Due to the architectural design some of our rooms do not have external windows. In spite of that restriction, the lighting in this room does have some amount of natural solar lighting.
You will notice there are two sources of light in this ceiling shot. We have hanging fluorescent lights. These lights are different from traditional fluorescent which only provide down lighting. These new lights are designed to shine upwards and reflect off the ceiling tiles. (Notice the glowing on the ceiling). The square section of light in the center of the photo is the solar tube lighting.
This photo shows the solar tube lighting with all other lights turned off. This photo was taken on a cloudy, gray, raining, and fully overcast day. And yet a full glow of light is emitted. How is that? Reflection and refraction amplify the amount of light!
In the photo above one can learn an interesting detail about reflection. These silver tubes are solar tubes being assembled out in the commons area. When installed these stainless tubes are attached to a louvered panel on the roof and provide a continuous "tube" from the outer roof to the ceiling of the rooms where the lens are installed. It is through these tubes that sunlight is captured.
If you notice the two tubes that are not under one of the lobby lights you will see they appear to be normal stainless steel and there is little difference in the outside and the inside of the tube.
Take notice of the tube which is on the left in the first photo and sits under one of the lobby lights. You will notice there is a highly reflective surface that glows and bounces light down the length of the tube. I thought this shot provided an excellent demonstration of how reflected light intensifies in a tube.

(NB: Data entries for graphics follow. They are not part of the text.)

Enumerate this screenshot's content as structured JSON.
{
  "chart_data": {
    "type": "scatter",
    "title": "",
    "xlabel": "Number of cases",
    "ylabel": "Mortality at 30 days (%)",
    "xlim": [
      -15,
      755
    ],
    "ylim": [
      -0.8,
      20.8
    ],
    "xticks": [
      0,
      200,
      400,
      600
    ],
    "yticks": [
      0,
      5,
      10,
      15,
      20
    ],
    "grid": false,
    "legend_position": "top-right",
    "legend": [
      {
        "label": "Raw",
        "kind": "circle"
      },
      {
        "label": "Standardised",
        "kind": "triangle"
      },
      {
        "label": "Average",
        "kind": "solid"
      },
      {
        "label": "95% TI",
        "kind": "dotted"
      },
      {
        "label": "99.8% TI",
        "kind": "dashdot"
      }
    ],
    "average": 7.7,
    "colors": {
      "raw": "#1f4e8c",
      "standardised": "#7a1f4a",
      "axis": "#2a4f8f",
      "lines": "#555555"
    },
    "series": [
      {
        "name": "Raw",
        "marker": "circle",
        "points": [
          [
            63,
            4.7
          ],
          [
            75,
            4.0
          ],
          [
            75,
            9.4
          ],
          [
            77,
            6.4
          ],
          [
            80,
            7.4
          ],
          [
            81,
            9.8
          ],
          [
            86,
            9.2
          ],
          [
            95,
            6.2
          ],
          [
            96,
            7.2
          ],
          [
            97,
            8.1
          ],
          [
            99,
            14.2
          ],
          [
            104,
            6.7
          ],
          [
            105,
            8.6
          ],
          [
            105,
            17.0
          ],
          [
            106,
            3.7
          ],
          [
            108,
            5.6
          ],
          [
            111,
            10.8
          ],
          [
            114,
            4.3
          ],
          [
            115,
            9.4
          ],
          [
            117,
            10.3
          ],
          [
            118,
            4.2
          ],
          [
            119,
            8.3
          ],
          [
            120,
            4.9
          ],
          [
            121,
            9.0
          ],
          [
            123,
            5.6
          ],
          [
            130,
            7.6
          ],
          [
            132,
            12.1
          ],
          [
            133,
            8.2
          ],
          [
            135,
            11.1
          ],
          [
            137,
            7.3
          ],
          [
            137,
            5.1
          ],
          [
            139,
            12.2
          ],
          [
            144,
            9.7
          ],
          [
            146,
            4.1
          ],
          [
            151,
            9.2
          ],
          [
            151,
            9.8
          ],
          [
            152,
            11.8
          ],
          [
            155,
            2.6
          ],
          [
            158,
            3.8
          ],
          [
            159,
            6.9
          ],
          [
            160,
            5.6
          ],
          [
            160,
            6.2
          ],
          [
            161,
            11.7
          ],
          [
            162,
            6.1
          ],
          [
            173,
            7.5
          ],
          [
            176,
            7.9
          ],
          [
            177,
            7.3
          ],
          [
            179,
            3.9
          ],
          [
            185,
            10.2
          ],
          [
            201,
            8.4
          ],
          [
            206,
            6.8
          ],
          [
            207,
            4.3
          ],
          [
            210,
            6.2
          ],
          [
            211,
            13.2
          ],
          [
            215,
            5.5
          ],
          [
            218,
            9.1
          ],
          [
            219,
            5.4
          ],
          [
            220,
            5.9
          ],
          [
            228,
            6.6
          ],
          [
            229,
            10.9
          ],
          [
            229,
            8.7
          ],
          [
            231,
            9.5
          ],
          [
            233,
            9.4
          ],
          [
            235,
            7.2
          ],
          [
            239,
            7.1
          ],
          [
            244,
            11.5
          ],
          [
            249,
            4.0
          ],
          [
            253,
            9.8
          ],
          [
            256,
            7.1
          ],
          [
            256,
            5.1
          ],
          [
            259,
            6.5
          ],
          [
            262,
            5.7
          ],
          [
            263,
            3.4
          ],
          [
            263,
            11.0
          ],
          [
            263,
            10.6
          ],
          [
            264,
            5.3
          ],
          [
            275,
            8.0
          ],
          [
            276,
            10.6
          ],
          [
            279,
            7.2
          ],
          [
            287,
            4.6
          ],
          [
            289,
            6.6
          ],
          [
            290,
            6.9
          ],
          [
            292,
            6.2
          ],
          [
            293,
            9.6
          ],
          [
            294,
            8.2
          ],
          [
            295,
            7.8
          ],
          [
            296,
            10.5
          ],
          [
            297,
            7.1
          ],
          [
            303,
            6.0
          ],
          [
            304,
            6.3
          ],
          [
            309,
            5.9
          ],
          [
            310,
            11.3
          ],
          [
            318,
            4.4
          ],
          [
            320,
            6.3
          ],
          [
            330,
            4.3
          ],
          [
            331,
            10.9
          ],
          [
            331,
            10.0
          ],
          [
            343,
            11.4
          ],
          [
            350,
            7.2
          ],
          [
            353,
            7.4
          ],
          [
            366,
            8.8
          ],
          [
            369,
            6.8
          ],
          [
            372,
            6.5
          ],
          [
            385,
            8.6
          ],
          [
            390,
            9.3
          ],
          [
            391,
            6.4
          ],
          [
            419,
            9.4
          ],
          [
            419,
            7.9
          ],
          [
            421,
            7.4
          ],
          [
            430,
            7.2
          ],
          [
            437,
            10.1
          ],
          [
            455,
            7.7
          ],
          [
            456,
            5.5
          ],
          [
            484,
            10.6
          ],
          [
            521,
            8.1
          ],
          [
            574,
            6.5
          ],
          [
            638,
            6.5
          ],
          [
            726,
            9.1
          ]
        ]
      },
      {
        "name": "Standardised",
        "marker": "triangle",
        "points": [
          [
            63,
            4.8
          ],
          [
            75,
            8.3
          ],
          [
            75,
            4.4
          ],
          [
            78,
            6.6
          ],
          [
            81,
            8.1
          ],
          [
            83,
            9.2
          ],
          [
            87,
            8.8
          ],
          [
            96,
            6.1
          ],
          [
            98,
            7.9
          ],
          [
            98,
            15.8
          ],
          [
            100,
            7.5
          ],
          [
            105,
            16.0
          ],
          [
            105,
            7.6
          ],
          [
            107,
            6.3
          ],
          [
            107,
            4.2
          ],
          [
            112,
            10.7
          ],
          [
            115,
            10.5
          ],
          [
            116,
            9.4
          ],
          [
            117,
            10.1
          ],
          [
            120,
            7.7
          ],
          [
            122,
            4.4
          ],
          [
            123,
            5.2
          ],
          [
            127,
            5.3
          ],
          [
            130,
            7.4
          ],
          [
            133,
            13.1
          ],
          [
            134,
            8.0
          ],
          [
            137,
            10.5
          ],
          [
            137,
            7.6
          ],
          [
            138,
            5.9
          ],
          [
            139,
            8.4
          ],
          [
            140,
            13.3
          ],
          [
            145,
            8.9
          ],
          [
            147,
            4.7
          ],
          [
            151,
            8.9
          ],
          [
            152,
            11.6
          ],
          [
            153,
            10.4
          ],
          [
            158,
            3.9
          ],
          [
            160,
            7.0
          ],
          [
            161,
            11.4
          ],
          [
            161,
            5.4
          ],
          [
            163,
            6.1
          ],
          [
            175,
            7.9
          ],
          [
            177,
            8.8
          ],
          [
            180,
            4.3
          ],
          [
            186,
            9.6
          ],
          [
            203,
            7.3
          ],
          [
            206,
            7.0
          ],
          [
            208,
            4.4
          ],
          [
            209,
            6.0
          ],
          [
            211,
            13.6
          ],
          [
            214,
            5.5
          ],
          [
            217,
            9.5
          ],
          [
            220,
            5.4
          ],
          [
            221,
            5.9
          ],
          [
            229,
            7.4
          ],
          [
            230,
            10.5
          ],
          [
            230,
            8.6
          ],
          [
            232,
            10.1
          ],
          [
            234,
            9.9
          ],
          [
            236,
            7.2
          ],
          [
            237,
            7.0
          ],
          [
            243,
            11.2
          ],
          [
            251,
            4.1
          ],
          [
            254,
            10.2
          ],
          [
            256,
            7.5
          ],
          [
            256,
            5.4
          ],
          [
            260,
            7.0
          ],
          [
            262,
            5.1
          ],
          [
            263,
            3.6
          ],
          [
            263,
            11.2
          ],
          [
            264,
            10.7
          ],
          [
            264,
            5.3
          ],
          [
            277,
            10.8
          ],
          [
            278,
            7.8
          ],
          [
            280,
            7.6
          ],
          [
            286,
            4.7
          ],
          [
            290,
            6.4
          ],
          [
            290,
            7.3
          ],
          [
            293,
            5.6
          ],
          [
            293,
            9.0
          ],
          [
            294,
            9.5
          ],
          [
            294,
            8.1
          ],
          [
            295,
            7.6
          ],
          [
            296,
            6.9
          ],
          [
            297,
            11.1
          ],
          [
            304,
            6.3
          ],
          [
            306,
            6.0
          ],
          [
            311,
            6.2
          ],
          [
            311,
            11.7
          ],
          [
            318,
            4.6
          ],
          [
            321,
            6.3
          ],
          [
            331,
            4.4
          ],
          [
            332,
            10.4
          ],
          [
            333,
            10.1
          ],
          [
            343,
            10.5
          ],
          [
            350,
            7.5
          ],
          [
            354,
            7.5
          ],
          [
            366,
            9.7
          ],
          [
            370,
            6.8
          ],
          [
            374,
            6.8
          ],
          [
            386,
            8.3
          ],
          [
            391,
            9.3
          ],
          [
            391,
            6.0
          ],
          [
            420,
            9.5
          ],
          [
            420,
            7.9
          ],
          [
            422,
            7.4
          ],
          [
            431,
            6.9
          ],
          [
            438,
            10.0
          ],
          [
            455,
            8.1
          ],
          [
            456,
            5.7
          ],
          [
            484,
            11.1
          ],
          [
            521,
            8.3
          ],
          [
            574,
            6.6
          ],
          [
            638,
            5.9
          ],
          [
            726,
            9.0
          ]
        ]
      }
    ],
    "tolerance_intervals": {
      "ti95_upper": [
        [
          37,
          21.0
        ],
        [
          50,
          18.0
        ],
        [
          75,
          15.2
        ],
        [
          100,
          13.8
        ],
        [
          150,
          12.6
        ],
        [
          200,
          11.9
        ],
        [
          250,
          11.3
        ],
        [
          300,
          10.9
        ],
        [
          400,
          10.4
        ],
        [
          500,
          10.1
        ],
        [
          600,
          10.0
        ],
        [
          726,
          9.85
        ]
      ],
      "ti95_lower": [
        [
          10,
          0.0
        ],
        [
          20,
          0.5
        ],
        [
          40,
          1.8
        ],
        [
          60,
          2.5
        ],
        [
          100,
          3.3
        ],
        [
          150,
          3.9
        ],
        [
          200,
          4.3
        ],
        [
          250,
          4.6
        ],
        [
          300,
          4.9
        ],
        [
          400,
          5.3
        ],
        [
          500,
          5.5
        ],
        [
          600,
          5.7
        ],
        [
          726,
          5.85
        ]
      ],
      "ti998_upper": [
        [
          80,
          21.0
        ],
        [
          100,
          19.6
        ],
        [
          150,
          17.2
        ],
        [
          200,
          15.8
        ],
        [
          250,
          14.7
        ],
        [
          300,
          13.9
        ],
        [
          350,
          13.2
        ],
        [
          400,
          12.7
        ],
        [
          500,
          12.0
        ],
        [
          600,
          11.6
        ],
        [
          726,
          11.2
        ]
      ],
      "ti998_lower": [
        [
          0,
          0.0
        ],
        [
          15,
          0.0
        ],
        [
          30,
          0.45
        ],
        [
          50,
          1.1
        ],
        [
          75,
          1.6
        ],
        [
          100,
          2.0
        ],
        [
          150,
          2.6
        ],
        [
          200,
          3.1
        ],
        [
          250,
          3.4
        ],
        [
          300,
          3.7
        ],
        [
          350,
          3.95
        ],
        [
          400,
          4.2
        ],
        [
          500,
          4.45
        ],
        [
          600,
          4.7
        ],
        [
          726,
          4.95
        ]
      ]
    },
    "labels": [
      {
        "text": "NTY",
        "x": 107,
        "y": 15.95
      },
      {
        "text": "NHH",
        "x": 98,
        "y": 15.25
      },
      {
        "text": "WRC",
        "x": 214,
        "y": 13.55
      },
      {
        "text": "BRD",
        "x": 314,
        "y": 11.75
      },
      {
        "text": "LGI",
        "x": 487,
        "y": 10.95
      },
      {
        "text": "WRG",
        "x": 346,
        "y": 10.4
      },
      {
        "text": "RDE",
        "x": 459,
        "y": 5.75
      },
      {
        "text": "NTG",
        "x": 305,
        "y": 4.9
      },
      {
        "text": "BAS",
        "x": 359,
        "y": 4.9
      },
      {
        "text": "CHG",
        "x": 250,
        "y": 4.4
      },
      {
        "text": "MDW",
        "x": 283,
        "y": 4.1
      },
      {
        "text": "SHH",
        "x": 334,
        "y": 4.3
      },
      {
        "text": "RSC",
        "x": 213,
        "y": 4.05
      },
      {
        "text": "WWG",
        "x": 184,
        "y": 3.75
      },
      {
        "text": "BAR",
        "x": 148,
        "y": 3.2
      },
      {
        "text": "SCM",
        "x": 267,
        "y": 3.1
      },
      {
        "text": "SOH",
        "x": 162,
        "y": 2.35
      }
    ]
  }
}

The tubes are then connected to the room and a 2 X 2 foot lens is installed in the drop ceiling panels.
This is a close up of the square lens plate shown above in the first two photos in this post.
Each of the small cells in the in the glass of the panel contains a refracting lens that distributes and amplifies the sunlight much like the glass lens of a lighthouse amplifies and projects light.

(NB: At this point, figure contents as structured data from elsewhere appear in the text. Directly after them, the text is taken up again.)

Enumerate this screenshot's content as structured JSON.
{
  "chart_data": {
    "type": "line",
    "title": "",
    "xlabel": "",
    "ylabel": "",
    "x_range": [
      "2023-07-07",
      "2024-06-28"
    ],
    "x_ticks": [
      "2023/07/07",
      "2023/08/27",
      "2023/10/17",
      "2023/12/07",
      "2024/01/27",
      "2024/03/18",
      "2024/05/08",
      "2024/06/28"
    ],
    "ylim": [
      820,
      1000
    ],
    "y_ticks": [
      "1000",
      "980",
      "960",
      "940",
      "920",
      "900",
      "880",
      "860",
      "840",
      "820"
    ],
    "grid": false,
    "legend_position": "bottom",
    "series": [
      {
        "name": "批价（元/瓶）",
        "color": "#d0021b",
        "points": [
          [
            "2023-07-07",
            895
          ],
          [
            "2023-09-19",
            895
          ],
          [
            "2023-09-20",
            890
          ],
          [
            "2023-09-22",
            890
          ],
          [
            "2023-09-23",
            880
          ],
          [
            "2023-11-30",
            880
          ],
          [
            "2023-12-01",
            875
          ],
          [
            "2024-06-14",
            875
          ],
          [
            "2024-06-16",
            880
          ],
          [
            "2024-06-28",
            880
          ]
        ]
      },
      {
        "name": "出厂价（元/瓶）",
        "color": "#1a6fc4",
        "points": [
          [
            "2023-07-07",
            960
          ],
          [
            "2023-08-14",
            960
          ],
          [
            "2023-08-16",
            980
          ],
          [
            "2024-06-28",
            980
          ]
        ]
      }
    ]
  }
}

The next few photos show the sequence of the process of the closing the louvered panels on the roof that feed the solar tube.
You are looking up into the tube in each of these lens "eyes".
Nearly fully closed you can actually see the louver in the convex of the lens.
The mechanics are controlled by a motor and the switch is in each classroom that has these solar tubes installed.
In this photo a lesson in the physics of light can be found and taught. Notice the refraction of the light as it passes through the lens. Sunlight contains all colors of the spectrum. You will recall from your science study that when light passes through a prism it is broken up into the colors of the spectrum.

By focusing my camera lens precisely on the surface of the lens one can see the distribution of the full color spectrum through the lens. (Remember ROYGBIV ?)

It is in this manner that we receive "full spectrum lighting" from sunlight.
Upon close examination one can see the Fresnel lens in the center as concentric rings. Thus, our building as a teaching tool as well as a learning center!